The Admiral Kuznetsov is equipped with multiple defensive weapon systems for defense against aircraft, missile or submarine threats. Operation of these systems is automatic unless defensive actions are intentionally disabled using the mission editor.

SA-N-9 Gauntlet (3K95 Kinzhal). This is a navalized variant of the SA-15 Gauntlet air defense system. Missiles are launched from vertical launch tubes with the exit ports flush-mounted with the ship’s structure. It is capable of engaging threats out to a range of 6.5 nm (12 km).

Kortik Air Defense System. This is a combined gun and missile system, similar to the land-based SA-19

Grison (Tunguska). It provides close-in engagement of aircraft and missile threats out to a range of 2.2 nm (4 km). The 30mm gun system is also capable of engaging ship or shore targets.

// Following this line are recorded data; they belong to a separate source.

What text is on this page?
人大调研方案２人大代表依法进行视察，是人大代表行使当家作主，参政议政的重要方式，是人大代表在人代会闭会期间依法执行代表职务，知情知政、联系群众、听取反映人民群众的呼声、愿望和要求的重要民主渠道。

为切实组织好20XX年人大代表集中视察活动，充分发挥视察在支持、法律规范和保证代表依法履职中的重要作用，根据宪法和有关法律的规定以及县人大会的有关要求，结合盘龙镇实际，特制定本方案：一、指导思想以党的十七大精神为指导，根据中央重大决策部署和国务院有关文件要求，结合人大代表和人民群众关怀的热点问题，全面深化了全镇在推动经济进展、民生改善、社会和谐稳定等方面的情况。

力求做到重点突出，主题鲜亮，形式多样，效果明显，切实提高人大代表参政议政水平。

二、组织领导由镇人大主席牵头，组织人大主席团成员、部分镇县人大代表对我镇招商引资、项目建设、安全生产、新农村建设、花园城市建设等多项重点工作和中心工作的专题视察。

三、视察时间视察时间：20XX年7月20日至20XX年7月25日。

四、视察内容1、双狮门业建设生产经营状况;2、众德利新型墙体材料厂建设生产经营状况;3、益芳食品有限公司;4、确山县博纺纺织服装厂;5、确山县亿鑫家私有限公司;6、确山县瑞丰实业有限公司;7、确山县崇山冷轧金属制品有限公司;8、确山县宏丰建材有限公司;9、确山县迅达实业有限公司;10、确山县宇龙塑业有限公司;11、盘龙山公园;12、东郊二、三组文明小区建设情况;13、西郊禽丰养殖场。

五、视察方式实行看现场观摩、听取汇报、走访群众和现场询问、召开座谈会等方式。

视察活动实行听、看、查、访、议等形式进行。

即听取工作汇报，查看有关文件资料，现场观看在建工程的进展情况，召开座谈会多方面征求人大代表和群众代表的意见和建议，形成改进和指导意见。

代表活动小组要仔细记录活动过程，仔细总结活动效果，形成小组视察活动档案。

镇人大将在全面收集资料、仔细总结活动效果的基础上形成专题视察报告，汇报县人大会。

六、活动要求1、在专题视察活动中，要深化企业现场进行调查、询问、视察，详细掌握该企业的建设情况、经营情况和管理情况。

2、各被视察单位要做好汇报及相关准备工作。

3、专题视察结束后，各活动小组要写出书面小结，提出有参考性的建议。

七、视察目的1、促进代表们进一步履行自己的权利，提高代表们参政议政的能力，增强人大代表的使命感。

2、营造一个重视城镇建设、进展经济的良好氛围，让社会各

AK-630 CIWS. This fully automatic Close In Weapon System (CIWS) consists of turret mounted 30mm guns directed by a radar. It is primarily used to defend against small, high-speed missile threats.

UDAV-1. This system operates in conjunction with the ship’s sonar to engage submarine or torpedo threats. Different rocket types can be fired from turrets mounted on the stern of the ship.